La Croatie est un vrai laboratoire pour étudier le phénomène de l’identité mimétique pris au sens large. Ce petit État se prête idéalement à une bonne étude d’un pays «malgré soi» et de la façon dont l’américanisme joue un rôle déterminant dans la formation de sa conscience nationale. Dans une large mesure, la symbolique identitaire et la mauvaise appréhension de l’Autre furent à l’origine du conflit serbo-croate. A l’époque, les nationalistes croates ne pouvaient se définir sans afficher leurs sentiments antiserbes ; aujourd’hui, en raison de nouvelles données géopolitiques, on se demande s’ils peuvent fonctionner sans pour autant singer l’américanisme.
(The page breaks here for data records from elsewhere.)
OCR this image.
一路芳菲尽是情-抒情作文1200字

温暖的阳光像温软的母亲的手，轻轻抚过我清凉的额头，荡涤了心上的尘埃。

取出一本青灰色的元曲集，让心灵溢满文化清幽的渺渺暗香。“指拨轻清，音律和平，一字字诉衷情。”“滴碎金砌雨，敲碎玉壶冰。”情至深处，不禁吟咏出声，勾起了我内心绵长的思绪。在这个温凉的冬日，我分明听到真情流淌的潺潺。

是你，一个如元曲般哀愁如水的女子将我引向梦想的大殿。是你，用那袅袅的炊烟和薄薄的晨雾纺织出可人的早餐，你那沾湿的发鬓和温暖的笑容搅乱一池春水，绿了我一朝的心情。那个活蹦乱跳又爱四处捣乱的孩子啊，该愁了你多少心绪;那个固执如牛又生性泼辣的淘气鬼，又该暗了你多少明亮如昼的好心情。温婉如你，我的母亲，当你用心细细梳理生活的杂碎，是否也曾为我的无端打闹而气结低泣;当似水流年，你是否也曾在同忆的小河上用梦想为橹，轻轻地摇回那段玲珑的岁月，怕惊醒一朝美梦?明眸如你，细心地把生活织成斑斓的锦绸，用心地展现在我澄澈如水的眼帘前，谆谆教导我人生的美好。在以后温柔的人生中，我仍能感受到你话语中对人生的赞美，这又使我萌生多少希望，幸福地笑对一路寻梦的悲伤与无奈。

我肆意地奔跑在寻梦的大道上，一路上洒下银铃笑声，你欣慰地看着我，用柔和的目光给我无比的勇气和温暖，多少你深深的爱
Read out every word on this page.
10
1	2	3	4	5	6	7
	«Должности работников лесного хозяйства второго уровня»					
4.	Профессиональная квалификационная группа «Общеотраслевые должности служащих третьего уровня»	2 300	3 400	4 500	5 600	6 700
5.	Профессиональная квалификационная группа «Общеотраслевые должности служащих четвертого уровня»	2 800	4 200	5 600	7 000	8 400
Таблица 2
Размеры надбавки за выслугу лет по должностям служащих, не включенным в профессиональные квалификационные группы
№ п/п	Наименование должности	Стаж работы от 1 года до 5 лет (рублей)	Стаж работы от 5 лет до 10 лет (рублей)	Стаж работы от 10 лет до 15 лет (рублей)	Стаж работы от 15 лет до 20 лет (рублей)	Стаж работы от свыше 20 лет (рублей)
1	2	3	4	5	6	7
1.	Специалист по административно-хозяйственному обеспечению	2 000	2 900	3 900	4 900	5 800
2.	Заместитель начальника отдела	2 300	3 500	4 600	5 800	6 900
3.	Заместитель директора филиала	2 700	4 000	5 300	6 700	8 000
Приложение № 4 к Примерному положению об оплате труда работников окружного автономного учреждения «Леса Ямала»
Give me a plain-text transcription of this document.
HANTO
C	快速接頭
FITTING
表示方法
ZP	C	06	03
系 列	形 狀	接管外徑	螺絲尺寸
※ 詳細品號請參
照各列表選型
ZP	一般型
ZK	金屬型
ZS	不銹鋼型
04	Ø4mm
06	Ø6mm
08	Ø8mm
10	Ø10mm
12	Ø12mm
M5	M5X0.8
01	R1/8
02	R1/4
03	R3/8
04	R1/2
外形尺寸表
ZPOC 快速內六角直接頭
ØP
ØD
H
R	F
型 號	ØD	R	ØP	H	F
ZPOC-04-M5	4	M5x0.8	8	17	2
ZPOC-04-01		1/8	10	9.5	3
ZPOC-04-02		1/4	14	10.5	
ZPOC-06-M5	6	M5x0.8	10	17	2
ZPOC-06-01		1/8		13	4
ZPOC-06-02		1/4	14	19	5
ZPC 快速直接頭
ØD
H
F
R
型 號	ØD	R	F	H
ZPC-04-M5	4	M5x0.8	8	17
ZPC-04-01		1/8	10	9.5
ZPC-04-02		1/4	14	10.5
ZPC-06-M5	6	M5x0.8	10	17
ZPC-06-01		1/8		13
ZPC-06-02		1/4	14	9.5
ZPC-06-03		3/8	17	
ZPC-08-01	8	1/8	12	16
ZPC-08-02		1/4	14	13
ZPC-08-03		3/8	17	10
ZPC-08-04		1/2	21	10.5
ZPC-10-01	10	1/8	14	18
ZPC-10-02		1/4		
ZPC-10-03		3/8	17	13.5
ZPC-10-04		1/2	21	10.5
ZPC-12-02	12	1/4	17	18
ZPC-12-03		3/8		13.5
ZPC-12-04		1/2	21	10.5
Toute société multiculturelle, comme l’ex-Yougoslavie l’a bien montré, est profondément fragile et risque d’éclater à tout instant. Le climat du faux semblant multiethnique était la marque déposée de la Yougoslavie titiste qui avait réussi à duper un grand nombre d’observateurs occidentaux. Or l’Amérique s’est toujours fichée éperdument du sentiment identitaire, des Serbes comme des Croates. D’ailleurs, elle a inlassablement répété tout au long de l’année 1991 qu’elle ne donnerait pas son aval à l’indépendance croate et ainsi fut donné le feu vert à l’agression de l’armée yougoslave contre la Croatie. En 2008, en revanche, cette même Amérique n’a pas hésité à miser sur les sentiments antiserbes des Croates pour crédibiliser le processus de création de l’état-avorton du Kosovo.
Cependant, avec la rapide américanisation de la Croatie par le biais de l’OTAN et de l’Union Européenne, l’identité nationale croate est plus ou moins vouée à disparaître. Il s’agit d’une érosion « soft » mais elle est gravissime. Le meilleur vecteur de ce phénomène est l’Amérique elle-même, car ce pays fonctionne de moins en moins comme un État tandis que son idéologie multiculturelle « à la yougoslave » devient un bon substitut pour les anciennes identités nationales. En ce début du XXIe siècle, le processus d’américanisation fait des nouveaux États des Balkans une grotesque décalcomanie de la lointaine Amérique.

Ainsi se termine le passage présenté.